Today I give you two posts. Just a mishap – the former post got stuck and forgotten in draft mode. But that’s just good because of they kind of stick together.
Feels good to be back from the dead. Almost there, just some more breaths then I hope to be alive again.
Another brutal 24-hour migraine marathon done. And another 24 drowsy hours to recover. I can still hear the ghosts mourning in the depths of my head.
Yesterday was better until I got caught. Solar energy and thousands of people, mostly tourists I think. Yes, I’m in the crowded people mood again. Sort of. Still get tired all too quickly in crowds and easily slowly lose my concentration. I’m actually not surprised why I finally got my headache. I refused the warning and forced myself to be there.
But I started calmly behind the stage, watching the world from a more distant view. Wondering, What today?
It mostly became a lot of “hip shots”, again. Well actually “gut shots” – my neck strap isn’t that long. So it hangs in about gut height. And that’s good. They say shooting from your gut is good, trust your gut feeling. I guess I may not understand what they mean. What’s so good about that, I don’t understand…
I’m joking, hope you understood that 😉
One reason is that I have lost some of my former self-esteem. I’m back in that slightly uncomfortable mood again. In street photography, particularly at close range, it’s of utter importance to be consistent and keep on challenging yourself if you want to preserve and evolve your skills.
It’s actually not that bad, but not that good either. I have been a bit careless with my street photography achievements when it comes to the feeling of facing people in the streets.
At the same time, besides this little loss, I think that shooting from the hip, or from any angle in blindness, is a good skill to know. And I need to practice some more because I really suck at it. You never know when there will come a moment when it fits better. So this is a skill worth knowing how to handle.
Other nice things about hip shot shooting are that you definitely never hesitate and will catch many interesting candid snapshot moments.
But I better put this hip mode on the shelf for a while. At least not doing it so often as I have done lately. It’s not good for me.
Bad self-esteem is not a good reason to do hip photography. It can actually strengthen that uncomfortable feeling instead. If you never try to break free and challenge yourself you may get stuck in that stealthy hip mode. But I won’t say it’s wrong either. If you like it, I say go with it.
There are moments when one way is better than the other. In time you will find out when which suits best. But I would say mainly facing the world openly is the best way in the long term if you want to evolve both yourself and your photography.
The big problem, for me, is when I do too much stealth photography too often, I apparently become lazy in my mindset and approach. And I have done it too much, too often lately. First it was fun, then it felt nice and comfortable not bother being spotted, then I got zombified.

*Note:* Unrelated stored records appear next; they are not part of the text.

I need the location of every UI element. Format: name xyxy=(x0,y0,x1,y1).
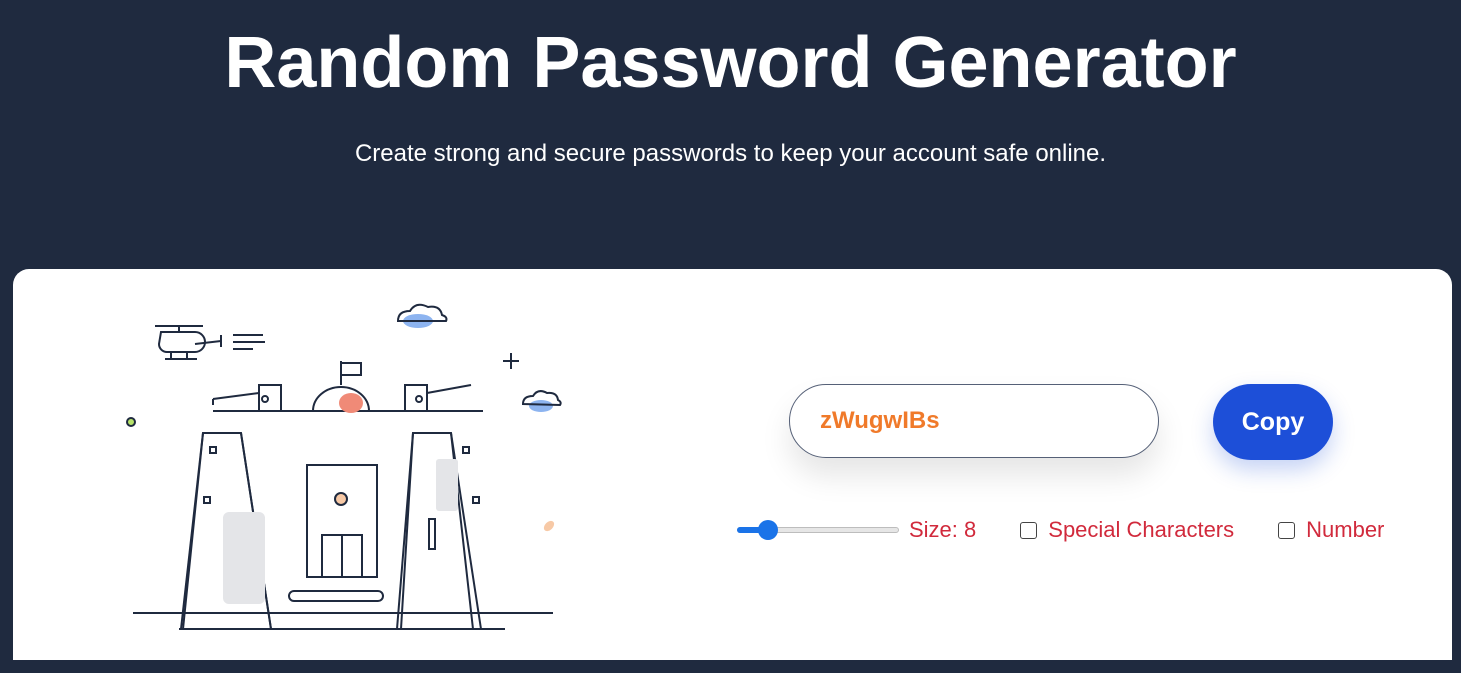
special-characters-option[interactable]: Special Characters xyxy=(1020,517,1234,543)
copy-button[interactable]: Copy xyxy=(1213,384,1333,460)
password-output[interactable]: zWugwIBs xyxy=(789,384,1159,458)
special-characters-label: Special Characters xyxy=(1048,517,1235,542)
number-option[interactable]: Number xyxy=(1278,517,1384,543)
options-row: Size: 8 Special Characters Number xyxy=(737,513,1384,547)
size-slider[interactable] xyxy=(737,520,899,540)
size-label: Size: 8 xyxy=(909,517,977,542)
number-label: Number xyxy=(1306,517,1385,542)
helicopter-icon xyxy=(155,325,222,360)
page-title: Random Password Generator xyxy=(224,23,1237,103)
slider-thumb[interactable] xyxy=(757,520,778,540)
page-subtitle: Create strong and secure passwords to ke… xyxy=(354,140,1107,167)
generator-card: zWugwIBs Copy Size: 8 Special Characters… xyxy=(13,269,1452,660)
special-characters-checkbox[interactable] xyxy=(1020,521,1038,539)
password-value: zWugwIBs xyxy=(820,407,940,434)
number-checkbox[interactable] xyxy=(1278,521,1296,539)
hero-header: Random Password Generator Create strong … xyxy=(0,0,1461,270)
castle-illustration xyxy=(126,303,562,630)
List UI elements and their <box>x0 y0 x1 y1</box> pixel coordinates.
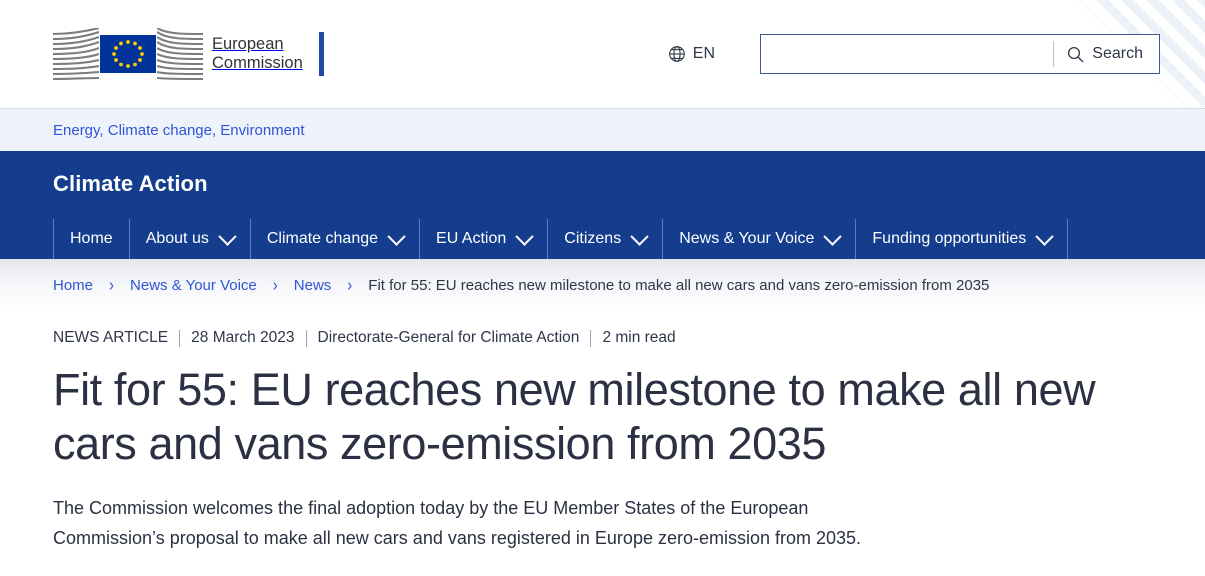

Today I woke up during this hip mode with a feeling of not being there. I didn’t feel any passion, more like an insensible shadow with a gadget that says click. It kind of erased the connection between me the camera and the world. I could as well put an action camera on me and just walk on, then pick some moments back home.
I usually never say “taking photos”, I prefer “making photos”. For me, it’s a big difference. I don’t take photos, I make photos. But this actually felt like taking photos, randomly collecting pictures in the streets.
I got some nice shots anyhow anyway. But I need more of the passion of being here and now as a photographer when I make my photos.
It’s for sure a nice way to hide your intentions, or when circumstances make it a better choice. But be aware, only in small doses. It’s definitely not a good way to evolve your photography skills, at least not the heart and soul of photography.
Learn how to use it, not abuse it.
I think a more proper and creative way of exploring your intentions is to learn to react more spontaneous, intuitive and faster. And learn how to aim and shoot without looking when you want to catch the scene from a different angle – without the need of sneaking. Or just use your body if you want to get low.
My Fuji X100T has a fixed LCD screen so I’m not spoiled with this tilting feature many cameras usually have.
Tomorrow… today. This is not an instant blog of the day. I’m too slow. Today I will hit the streets again and try to find myself a better suited mindset and approach. And try to not get any migraine.